Tapping into the Japanese pantry

So there’s authenticity, and then there’s having fun with ingredients.  Last night, I was trying to think of how to pit together my dinner.  I had some trout and top round steak, lots of different vegetables, a pile of carrots and onions, and several jars of sauces and condiments I’d made the previous weekend.

I kept coming back to an Asian idea, but not any particular Asian cuisine.  I had a miso-lime sauce that had its roots in Japanese cuisine, the orange-ginger relish you see at every Japanese restaurant and a pantry full of rice wine vinegar, soy sauce, mirin, cooking wine, and so on.  So at some point I decided I’d use Asian flavors to unite the meal and now had to figure out how to treat each individual ingredient.

The trout was easy.  I’d brush both sides of the filets with the miso-lime juice sauce and broil it.  After it came out of the broiler, I’d brush it with more of the sauce to serve it.  OK, one protein down, two veggies to go.

Our favorite Japanese restaurant in Philadelphia is Shiroi Hana, a nice, professionally run sushi restaurant near the Academy of Music, Kimmel Center, Suzanne Roberts Theatre, Wilma Theater, our house, and where I used to work. Regardless of what you ordered, dinner started with a choice of house salad or miso soup.  If you ordered the salad, it came with a bright orange dressing that is absolutely delicious.  I never paid that dressing much mind (except for enjoying it while eating) until I came across [Secret] Sauces by Vanessa Seder.

One of her entries describes a bright orange sauce with lots of bite that is apparently ubiquitous in Japanese steak houses.  She reverse-engineered it, I tweaked it a bit and produced a brilliant all-purpose condiment.  The orange comes from carrots but the flavor comes from LOTS of ginger and a blend of rice wine vinegar, mirin, soy sauce, and sesame oil.  Putting this together was instructive.  I have no idea whether this gingery orange condiment is authentically Japanese or not, but it’s still delicious and it recalls the experience of Japanese restaurants in the U.S.

One of the veggies in the fridge was baby bok choy.  I sliced a couple in half and steamed them a bit until it got soft.  Added a couple of spoonsful of the ginger-carrot dressing and it worked out perfectly.

The final element came from my pile of carrots.  I always have carrots around, as they are the favorite vegetable of both my true love and my Amazon yellow-nape parrot.  I had an idea, but I knew this would be an improvisation.  Step one was to julienne a large carrot.  Julienning carrots is harder than you think, but if you’re patient and have a decent boredom threshold, it can be done.  It means a carrot into thin, uniform strips.  Having done that, I then mixed the carrots with soy sauce, mirin, toasted sesame oil, and rice wine vinegar.  I let everything sit for a couple of hours, sprinkled some sesame seeds on top and served.

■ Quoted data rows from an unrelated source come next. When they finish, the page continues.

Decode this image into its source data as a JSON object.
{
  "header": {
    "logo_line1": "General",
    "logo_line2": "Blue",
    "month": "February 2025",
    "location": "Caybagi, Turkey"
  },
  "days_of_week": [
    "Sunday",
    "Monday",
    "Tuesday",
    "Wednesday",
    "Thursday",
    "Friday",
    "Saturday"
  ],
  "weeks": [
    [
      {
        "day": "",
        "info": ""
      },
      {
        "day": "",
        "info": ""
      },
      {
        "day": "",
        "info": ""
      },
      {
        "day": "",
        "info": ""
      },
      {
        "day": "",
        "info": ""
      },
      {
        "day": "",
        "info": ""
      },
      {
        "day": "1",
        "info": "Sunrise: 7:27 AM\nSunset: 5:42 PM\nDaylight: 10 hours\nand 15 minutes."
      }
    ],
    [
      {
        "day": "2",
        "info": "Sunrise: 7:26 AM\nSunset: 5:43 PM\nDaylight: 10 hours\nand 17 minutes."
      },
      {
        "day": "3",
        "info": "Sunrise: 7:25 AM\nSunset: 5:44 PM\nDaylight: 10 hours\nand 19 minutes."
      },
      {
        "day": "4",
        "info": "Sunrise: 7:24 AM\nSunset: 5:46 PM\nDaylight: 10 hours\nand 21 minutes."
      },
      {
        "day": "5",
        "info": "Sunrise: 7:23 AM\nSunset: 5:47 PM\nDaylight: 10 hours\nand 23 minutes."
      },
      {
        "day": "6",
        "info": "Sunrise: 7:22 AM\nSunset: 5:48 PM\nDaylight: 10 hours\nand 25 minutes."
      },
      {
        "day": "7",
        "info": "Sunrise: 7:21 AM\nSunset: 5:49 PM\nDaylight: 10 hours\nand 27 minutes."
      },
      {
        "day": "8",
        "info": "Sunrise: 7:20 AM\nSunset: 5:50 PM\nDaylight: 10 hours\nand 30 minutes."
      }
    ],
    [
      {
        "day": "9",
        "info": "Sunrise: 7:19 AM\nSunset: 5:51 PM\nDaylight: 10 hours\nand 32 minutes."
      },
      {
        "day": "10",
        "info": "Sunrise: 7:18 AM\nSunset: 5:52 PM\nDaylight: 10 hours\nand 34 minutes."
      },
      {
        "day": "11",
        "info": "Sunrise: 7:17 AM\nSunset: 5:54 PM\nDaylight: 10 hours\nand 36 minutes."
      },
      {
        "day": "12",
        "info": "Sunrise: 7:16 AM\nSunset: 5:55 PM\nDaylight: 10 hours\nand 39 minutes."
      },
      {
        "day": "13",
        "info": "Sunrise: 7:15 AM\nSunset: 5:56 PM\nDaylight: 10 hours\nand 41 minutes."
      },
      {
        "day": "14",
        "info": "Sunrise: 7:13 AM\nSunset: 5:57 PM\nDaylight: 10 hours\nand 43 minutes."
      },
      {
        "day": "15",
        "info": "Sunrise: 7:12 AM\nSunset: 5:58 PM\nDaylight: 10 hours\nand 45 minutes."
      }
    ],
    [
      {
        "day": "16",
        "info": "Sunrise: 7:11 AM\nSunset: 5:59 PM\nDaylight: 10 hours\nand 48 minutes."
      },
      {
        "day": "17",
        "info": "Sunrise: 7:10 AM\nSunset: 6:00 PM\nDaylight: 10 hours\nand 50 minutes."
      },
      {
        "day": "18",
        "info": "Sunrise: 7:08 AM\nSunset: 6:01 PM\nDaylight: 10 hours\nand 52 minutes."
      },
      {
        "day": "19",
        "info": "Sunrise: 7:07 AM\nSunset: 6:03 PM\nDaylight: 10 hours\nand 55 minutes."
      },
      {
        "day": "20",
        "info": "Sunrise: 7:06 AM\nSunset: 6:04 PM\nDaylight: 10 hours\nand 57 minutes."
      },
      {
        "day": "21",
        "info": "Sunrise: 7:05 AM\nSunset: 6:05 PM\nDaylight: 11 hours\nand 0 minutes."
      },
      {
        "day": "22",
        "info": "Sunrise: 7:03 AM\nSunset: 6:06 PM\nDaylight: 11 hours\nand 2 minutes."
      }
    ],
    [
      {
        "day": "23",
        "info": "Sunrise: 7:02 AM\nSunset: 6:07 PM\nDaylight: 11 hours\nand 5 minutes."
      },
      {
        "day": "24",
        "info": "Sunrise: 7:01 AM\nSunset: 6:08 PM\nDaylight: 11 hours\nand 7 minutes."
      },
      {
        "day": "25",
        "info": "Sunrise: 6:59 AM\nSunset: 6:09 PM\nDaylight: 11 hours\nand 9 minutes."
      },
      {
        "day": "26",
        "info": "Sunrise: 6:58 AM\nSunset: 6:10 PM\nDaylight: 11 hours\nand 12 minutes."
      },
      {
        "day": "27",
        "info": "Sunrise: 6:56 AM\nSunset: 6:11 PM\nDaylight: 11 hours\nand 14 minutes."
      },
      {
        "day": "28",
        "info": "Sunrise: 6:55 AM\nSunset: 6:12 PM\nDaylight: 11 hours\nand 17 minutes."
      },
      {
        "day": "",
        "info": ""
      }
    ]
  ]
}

I have no idea whether this recipe exists in Japan or not, but as a light side salad to complement the trout and the bok choy, it worked perfectly.  All of these elements worked together in a harmonious way and dinner last night worked together wonderfully.  I’ll just call it Japanese inspired, if that’s OK.

Recipe – Miso-lime dressing

Ingredients

3 tbl red miso

3 cloves of garlic, minced

1 tbl honey

1 tbl toasted sesame oil

3 tbl lime juice

1 tbl soy sauce

Directions

Mix all ingredients together in a food processor or mortar and pestle.  Add water if necessary to thin it out.

Carrot-ginger dressing

Ingredients

3 medium carrots, peeled and cut into small chunks

3 tbl grated ginger

2 scallions, white and light green parts thinly sliced

1/4 rice vinegar

1/4 cup mirin

2 tbl soy sauce

2 tsp toasted sesame oil

1/2 cup vegetable oil

Directions

Put the ingredients in a blender or food processor and puree.  When smooth, taste for salt.  Refrigerate.